Everyday is not as such. Not so the scene of battle. I pride myself that there is the odd moment of calm but it is rare with three young boys. So here’s to you future self  posing that question, you did it! High five; you’ve survived. And I’m guessing if you’re reading this you might need a timely reminder of those days gone by, just for nostalgia mind you, and to remember when you see that girl with the three small children, well, you know yourself, you know what to do…

No more Scooby snacks…

It’s the same story every year. He’s pacing the stalls waiting for a calf to arrive, trying to get organized in time and I’m psyching myself up for it. It will be all right I say, I can do it I say. It’s all positive. All good.

And they’re off.

I think as the first cow was calving, my four year asked me to fly the biscuit into his mouth like it were a Scooby snack. At breakfast, they’re crazy, bedtime, crackers. They’ve been on Daddy time for the Winter and now it’s back to their drill instructor.

Cadets, about March. Stop speaking with your mouth full. Look lively. Brush your teeth. But Daddy says….. Am I Daddy? Put on your pajamas, no, not whilst wrestling. No wrestling. Put your brother down, and the other one. Daddy reads us two books. Still not Daddy. Another cow bellows behind in the yard. In twenty-four hours, there have been five, yes five, new arrivals. They miss Daddy. We miss Daddy. I lay the baby down to sleep. And the older boys creep into bed, calm I think, so as not to wake him up. They always wake him up, not tonight. Where is Daddy? While you’re asleep, he’ll be in to give you your kisses but you have to go to sleep now.

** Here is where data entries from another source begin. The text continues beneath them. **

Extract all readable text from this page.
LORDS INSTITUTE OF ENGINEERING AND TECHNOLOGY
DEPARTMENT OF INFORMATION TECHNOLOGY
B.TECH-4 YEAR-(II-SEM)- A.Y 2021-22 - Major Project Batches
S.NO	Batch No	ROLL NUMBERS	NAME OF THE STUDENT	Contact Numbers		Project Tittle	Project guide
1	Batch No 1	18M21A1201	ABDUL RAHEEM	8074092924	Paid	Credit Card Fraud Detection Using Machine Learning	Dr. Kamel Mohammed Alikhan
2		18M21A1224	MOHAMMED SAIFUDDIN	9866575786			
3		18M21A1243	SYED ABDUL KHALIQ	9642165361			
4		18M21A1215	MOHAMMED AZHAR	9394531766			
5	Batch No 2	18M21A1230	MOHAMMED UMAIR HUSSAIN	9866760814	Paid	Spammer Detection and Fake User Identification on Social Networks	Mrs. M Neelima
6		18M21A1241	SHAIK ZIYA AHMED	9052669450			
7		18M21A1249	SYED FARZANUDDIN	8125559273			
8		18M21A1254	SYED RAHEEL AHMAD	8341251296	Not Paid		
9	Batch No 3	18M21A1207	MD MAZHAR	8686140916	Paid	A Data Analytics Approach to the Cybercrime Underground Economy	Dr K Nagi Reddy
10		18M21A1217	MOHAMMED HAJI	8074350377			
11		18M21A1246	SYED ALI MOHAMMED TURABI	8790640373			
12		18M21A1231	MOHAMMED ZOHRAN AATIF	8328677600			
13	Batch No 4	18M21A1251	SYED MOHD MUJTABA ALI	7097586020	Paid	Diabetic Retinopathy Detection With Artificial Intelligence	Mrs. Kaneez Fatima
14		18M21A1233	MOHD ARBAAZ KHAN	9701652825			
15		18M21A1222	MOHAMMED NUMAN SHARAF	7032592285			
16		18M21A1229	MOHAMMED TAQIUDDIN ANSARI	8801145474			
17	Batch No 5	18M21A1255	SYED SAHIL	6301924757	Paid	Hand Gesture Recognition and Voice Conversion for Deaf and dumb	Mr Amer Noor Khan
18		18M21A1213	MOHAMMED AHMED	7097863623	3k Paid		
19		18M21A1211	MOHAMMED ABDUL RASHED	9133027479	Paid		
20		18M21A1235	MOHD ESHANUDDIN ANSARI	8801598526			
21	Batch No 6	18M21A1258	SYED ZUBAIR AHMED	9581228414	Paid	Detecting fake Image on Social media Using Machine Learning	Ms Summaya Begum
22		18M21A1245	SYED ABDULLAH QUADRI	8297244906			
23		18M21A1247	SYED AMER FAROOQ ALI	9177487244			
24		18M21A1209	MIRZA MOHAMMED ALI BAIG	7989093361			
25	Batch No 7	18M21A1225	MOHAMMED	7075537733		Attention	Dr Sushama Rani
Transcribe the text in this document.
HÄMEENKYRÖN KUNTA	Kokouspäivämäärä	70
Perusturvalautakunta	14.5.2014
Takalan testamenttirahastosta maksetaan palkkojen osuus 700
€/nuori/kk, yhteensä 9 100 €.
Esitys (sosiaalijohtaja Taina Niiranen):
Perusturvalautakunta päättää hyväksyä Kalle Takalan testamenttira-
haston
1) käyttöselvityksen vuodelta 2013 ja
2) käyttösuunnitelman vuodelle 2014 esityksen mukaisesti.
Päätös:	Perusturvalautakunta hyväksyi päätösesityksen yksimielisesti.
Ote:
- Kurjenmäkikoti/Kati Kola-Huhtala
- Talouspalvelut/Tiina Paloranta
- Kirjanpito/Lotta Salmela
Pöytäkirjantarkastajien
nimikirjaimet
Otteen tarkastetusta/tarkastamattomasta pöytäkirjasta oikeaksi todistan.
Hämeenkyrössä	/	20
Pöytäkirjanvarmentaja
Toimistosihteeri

He arrives in the door, happy but a bit worn out from the day. A storm rages outside. He drags himself up the stairs for the night-nights two hours into their sleep. The tea is drawing. Two mugs. Isn’t it great? We both laugh and I have to tap his shoulder to wake him up to drink his tea. He’ll have to go check the cows again before bedtime, the final check. I go to bed, I may or not see him depending on things outside. If I wake in the morning and he’s there, it’s a bonus. There’s no need for an alarm as I have three boys climbing over me in the morning looking for breakfast. It starts again. Where’s Daddy?

This is more or less the story for dairy farming families throughout the country. A nod to the farmer outside in the pouring rain with the cows, and another to herself holding the fort.

Springtime is most definitely here. Puppy power.